L'OBOE
L’invenzione dell’oboe
risale alla metà del sec. XVII e fu opera dei musicisti della corte di
Luigi XIV di Francia, all’epoca in cui erano diretti da Lully. Il nuovo
strumento rispondeva all’esigenza di disporre di aerofoni ad ancia
adatti ad ambienti chiusi (dove la sonorità delle bombarde risultava
eccessiva e fastidiosa) e soddisfaceva in pieno ai nuovi bisogni di
varietà timbriche, di duttilità e brillantezza, particolarmente sentiti
nei confronti dei fiati.
L’oboe
andò così a costituire il polo attorno a cui si sviluppò la sezione dei
legni nelle orchestre dell’epoca di Bach. Usato dapprima soprattutto
per doppiare il violino, divenne nel ‘700 strumento solista, mantenendo
peraltro un indispensabile ruolo in orchestra.
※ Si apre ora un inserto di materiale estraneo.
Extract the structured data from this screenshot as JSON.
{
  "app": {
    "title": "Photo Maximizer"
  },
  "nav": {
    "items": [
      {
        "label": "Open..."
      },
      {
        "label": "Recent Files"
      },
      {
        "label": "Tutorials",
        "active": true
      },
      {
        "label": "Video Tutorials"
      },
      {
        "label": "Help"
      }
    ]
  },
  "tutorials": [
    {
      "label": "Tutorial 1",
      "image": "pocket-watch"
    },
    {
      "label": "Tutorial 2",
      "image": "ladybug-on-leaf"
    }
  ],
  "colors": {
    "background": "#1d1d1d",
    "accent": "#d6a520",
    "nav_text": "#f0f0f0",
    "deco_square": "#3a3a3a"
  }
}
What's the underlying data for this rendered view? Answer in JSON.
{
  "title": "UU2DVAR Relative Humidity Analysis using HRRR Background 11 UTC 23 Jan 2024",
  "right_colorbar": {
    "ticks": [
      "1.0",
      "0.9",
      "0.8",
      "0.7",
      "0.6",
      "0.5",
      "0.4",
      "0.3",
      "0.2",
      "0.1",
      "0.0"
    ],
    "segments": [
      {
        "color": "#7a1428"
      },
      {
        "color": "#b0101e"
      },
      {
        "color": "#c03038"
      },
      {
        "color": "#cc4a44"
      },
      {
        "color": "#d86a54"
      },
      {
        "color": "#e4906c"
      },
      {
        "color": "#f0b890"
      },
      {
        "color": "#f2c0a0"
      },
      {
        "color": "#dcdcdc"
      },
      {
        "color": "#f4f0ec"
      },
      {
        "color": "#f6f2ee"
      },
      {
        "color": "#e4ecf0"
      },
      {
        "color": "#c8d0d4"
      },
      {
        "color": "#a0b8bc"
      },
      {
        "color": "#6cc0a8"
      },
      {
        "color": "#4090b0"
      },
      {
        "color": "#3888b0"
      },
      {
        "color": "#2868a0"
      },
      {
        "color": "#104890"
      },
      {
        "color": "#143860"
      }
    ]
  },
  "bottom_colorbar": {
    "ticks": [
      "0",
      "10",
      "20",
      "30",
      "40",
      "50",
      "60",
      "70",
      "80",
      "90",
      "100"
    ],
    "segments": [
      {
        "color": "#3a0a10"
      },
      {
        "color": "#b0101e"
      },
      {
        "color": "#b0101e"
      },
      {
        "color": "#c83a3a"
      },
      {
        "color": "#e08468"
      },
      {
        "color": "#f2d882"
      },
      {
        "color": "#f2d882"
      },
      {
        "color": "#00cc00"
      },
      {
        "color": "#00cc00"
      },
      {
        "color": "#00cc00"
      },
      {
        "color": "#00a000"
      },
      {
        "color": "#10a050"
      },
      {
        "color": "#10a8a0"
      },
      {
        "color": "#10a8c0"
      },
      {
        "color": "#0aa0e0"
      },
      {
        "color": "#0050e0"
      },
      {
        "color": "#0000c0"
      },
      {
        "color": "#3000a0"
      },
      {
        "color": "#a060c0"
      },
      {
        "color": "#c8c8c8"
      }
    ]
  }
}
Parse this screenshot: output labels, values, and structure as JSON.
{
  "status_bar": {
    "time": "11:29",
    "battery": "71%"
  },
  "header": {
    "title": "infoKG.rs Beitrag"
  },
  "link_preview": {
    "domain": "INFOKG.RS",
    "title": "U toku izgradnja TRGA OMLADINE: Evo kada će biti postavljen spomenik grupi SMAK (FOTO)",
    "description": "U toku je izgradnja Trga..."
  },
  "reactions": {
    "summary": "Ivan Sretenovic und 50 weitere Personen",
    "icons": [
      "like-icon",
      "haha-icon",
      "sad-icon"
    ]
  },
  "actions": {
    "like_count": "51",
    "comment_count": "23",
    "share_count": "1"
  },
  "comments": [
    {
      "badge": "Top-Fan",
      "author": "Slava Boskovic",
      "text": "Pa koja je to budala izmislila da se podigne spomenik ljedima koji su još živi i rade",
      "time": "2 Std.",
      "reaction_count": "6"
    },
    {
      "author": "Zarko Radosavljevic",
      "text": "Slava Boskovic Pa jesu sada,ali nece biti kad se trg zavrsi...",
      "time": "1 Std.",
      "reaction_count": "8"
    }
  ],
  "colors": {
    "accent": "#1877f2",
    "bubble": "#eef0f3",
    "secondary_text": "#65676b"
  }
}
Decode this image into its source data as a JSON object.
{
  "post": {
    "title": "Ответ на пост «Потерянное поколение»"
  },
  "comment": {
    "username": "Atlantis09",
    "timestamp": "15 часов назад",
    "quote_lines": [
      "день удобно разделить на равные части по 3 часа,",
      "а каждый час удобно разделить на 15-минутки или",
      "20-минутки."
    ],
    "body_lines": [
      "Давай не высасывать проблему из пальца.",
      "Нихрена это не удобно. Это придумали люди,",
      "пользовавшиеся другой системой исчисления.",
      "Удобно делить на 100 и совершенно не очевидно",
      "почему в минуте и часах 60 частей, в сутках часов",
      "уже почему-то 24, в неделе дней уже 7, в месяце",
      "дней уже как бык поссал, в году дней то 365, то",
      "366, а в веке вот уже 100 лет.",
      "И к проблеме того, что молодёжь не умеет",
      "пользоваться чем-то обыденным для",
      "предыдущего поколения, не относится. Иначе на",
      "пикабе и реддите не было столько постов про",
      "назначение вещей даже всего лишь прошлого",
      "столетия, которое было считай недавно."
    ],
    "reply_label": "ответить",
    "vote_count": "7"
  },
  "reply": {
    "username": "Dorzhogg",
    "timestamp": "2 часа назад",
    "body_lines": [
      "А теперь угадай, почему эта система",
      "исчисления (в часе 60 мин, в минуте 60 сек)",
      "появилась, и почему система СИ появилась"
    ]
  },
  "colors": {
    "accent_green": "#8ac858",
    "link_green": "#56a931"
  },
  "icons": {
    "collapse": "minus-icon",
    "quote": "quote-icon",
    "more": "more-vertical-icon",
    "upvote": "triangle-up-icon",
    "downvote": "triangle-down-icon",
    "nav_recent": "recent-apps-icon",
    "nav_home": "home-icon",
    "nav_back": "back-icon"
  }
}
L’oboe è costituito da
un tubo di forma leggermente conica, in legno d’ebano e lungo circa 65
cm; ha l’imboccatura ad ancia doppia ed è munito di chiavi.
Dal timbro leggermente nasale, incisivo e penetrante, è assai preciso nell’intonazione (non a caso è lo strumento che “da il La” agli orchestrali affinché tutti possano accordare con esattezza i loro strumenti); l’oboe sa offrire accenti di pastorale delicatezza, anche perché ha una sonorità abbastanza simile a quella delle cornamuse e delle zampogne. In generale è adatto alla cantabilità più che al virtuosismo tecnico.